AI Pilot — Resilience & Circuit Breaker
Audience: Platform engineers, SREs, AI infrastructure owners Time: ~10 min read
AI Pilot moves resiliency out of your application SDK code and into the bouncer. The bouncer trips circuit breakers on cost, latency, and error rate (not just 5xx), retries with a budget, hedges slow requests, and falls back to a different model when the primary is unhealthy.
Why server-side resiliency
Today, AI client SDKs each implement their own retry/timeout/fallback logic. That means:
- Inconsistent behavior across teams and languages
- Redundant code in every microservice
- No central observability
- No way for governance to enforce a "must use fallback X for production" rule
Pushing this to the bouncer fixes all four. Apps call a single endpoint and the bouncer handles failures.
Click to enlarge
Configurable signals
Open Settings -> AI Pilot -> Resilience and configure each backend's circuit breaker with multiple trip conditions:
| Signal | Default | Notes |
|---|---|---|
cost_per_minute_usd | unset | Trip if estimated cost spikes (e.g. runaway agents) |
latency_p95_ms | 30000 | Trip on degraded provider performance |
error_rate_pct | 25 | Per minute |
consecutive_5xx | 5 | Classic Envoy circuit breaker |
cool_down_s | 60 | How long the breaker stays open |
half_open_probes | 3 | Probes during the half-open phase |
fallback_route_id | unset | Where to send traffic when tripped |
The bouncer evaluates all enabled signals; tripping any one trips the breaker.
Retries and retry budget
Configure in Settings -> AI Pilot -> Resilience -> Retries:
max_retries_per_request(default 2)retry_on—5xx,connect-failure,gateway-error,429retry_budget_pct— cap retries at e.g. 10% of total RPS so a storm of failures cannot multiply load on the backendper_try_timeout_ms— bounded per attemptback_off_base_msandback_off_max_ms— exponential
Hedging
For latency-sensitive paths, enable hedging:
hedge_after_ms— after this much elapsed time on the primary attempt, fire a second attempt to the fallbackcancel_on_response— cancel the slower attempt as soon as one returns
This trades a little extra cost for tail-latency improvements.
Fallback chains
A fallback can be:
- A different model on the same provider (e.g.
gpt-4o->gpt-4o-mini) - A different provider (e.g. OpenAI -> Anthropic)
- A different deployment region
- A cached response (when the prompt cache is enabled)
- A graceful denial with a configurable error envelope
Order them by priority. The bouncer skips down the chain when each prior route is breaker-tripped or unhealthy.
Worked example
backends:
- name: gpt-4o-prod
circuit_breaker:
cost_per_minute_usd: 5.0
latency_p95_ms: 15000
error_rate_pct: 25
cool_down_s: 90
retries:
max: 2
retry_on: ["5xx","429","connect-failure"]
retry_budget_pct: 10
per_try_timeout_ms: 12000
hedging:
hedge_after_ms: 8000
cancel_on_response: true
fallback_chain:
- gpt-4o-mini-prod
- claude-3-haiku-bedrock-prod
- cached_response
Observing breaker state
The /pilot -> Resilience tab shows, per backend:
- Current breaker state (
closed,open,half-open) - Last trip (signal + value)
- Recovery countdown
- Probe outcome history
- Fallback hit rate
Audit events: AI_BREAKER_TRIPPED, AI_BREAKER_HALFOPEN, AI_BREAKER_RECOVERED, AI_FALLBACK_USED.
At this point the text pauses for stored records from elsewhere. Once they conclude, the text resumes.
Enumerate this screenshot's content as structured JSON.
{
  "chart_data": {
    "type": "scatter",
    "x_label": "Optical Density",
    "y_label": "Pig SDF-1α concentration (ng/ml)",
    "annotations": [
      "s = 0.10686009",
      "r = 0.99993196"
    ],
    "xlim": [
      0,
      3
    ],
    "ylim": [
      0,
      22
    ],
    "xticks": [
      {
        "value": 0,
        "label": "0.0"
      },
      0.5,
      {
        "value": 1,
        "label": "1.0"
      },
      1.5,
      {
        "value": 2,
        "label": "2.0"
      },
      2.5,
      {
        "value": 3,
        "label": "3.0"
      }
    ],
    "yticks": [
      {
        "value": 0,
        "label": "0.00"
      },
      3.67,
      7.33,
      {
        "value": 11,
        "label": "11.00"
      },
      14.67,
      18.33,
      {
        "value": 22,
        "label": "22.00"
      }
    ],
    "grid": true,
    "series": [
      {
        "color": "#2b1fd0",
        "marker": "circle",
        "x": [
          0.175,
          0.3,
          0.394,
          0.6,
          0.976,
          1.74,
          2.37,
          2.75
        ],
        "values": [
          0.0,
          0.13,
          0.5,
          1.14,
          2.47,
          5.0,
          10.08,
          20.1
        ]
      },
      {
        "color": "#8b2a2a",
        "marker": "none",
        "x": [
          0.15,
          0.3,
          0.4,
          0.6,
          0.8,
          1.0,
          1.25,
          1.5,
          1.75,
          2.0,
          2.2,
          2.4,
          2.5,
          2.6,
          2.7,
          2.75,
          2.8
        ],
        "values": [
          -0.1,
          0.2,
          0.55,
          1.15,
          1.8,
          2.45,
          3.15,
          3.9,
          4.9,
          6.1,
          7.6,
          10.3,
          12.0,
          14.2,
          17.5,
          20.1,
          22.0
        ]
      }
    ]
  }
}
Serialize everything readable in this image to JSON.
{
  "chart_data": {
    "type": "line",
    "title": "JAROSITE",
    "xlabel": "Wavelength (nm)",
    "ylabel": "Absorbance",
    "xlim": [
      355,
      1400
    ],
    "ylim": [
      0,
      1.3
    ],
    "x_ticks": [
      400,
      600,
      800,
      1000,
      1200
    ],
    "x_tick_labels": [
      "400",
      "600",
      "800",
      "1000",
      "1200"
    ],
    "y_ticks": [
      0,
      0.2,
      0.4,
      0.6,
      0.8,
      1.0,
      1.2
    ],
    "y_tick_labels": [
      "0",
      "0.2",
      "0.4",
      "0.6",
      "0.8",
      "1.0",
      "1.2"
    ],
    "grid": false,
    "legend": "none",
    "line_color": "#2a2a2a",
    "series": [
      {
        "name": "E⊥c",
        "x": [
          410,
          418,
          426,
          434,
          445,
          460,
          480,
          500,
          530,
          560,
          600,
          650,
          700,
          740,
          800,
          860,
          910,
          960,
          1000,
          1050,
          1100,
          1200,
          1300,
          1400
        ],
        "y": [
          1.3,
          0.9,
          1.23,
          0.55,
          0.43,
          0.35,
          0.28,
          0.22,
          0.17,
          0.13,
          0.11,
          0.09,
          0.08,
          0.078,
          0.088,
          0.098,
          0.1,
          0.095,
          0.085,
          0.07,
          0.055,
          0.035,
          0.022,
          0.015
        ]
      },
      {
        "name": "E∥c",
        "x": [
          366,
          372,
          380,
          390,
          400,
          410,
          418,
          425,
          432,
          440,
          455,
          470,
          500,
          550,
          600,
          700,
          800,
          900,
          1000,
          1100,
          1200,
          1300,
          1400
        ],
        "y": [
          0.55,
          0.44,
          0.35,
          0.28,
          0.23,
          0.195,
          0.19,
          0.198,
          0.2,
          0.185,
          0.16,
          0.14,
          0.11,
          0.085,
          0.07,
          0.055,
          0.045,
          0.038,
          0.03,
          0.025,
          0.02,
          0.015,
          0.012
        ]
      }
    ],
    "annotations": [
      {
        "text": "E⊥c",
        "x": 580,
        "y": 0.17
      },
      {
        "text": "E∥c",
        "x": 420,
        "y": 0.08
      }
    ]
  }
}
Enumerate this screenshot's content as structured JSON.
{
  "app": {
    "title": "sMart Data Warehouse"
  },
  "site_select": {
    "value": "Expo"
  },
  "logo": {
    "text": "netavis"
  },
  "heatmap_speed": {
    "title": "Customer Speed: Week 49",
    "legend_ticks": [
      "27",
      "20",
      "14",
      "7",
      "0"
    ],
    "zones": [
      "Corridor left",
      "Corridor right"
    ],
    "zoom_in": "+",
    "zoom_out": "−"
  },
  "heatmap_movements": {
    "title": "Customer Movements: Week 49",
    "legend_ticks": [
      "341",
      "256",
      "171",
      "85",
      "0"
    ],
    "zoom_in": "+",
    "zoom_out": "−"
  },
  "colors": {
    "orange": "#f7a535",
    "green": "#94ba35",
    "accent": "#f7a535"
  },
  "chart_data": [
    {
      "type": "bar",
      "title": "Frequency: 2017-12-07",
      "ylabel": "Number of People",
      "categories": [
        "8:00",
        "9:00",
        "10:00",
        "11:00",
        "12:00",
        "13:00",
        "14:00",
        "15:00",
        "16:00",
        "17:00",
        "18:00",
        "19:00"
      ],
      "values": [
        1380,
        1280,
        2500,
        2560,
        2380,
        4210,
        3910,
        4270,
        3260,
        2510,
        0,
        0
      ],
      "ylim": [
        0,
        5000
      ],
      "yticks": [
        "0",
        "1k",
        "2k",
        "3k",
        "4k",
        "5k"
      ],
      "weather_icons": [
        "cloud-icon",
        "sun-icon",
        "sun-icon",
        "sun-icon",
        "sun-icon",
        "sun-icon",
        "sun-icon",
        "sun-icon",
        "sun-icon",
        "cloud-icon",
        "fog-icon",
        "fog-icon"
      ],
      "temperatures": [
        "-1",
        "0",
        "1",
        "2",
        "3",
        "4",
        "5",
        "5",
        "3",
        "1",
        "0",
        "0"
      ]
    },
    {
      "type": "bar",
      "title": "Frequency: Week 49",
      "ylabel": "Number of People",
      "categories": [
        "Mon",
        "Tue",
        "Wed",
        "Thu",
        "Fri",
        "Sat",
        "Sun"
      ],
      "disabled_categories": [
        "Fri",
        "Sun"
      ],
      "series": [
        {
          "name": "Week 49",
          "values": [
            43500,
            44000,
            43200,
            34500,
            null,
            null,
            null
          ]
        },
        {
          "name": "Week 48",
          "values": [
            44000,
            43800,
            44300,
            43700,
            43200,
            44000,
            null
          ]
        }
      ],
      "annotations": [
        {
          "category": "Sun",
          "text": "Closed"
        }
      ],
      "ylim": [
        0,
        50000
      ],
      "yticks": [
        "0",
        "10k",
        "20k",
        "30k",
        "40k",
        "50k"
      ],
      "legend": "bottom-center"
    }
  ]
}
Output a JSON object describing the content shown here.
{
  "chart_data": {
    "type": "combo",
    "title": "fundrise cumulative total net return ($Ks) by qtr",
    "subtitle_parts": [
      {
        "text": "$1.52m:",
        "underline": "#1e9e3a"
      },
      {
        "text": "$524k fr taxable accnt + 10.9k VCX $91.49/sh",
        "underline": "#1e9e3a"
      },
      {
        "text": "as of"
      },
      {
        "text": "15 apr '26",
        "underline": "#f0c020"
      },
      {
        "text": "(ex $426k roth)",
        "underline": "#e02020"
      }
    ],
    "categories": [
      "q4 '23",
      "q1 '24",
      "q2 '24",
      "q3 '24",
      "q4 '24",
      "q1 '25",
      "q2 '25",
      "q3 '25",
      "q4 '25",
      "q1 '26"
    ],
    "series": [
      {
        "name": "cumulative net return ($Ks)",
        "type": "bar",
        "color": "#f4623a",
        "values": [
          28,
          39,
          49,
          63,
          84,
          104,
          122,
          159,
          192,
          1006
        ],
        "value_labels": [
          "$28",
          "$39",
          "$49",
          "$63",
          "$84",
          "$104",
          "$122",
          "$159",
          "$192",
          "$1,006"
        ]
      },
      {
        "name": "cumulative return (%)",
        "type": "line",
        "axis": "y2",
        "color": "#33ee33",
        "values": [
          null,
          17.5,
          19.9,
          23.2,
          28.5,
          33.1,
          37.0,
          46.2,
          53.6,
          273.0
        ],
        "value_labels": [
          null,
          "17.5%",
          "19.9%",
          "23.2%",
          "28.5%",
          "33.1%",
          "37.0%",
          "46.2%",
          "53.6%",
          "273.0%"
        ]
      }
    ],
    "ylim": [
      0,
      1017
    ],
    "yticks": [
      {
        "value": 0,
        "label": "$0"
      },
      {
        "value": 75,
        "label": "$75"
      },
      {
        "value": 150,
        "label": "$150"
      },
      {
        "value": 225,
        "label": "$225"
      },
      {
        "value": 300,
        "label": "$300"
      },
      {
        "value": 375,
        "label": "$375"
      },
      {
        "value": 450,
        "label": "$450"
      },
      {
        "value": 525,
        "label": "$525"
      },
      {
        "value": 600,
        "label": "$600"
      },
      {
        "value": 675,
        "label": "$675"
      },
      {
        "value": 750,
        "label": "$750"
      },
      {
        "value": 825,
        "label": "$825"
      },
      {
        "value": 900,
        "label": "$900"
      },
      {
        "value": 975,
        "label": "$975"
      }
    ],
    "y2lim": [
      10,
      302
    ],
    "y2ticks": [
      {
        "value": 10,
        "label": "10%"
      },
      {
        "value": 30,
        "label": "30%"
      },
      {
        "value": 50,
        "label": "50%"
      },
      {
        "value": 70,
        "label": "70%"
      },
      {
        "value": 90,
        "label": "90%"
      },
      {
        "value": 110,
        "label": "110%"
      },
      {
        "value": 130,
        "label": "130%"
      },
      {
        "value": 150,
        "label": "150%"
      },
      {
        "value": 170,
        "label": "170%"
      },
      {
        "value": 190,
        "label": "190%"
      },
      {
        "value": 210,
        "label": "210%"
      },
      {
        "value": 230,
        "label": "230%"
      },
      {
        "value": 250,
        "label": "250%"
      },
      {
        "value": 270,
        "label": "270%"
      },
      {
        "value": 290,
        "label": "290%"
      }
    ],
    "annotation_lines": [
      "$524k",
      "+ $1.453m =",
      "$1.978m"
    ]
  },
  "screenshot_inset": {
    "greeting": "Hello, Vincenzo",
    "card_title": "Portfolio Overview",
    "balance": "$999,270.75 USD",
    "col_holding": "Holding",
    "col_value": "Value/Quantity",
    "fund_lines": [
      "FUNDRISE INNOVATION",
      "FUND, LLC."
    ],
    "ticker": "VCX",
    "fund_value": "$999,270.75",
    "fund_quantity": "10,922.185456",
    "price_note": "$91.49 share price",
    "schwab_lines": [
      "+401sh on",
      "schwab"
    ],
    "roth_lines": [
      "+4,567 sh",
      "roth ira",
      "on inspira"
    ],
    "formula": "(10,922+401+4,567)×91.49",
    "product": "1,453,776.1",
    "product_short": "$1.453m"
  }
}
Removing client-side resiliency safely
After AI Pilot is enabled with resilience configured:
- Confirm fallback chain works using the
/pilot -> Resiliencetab and synthetic probes. - Remove client-side retry/timeout/fallback code from your apps.
- Add a short timeout on the client (e.g. 60s) so a stuck connection still surfaces.
- Ship.
The bouncer now owns resiliency for every app calling it.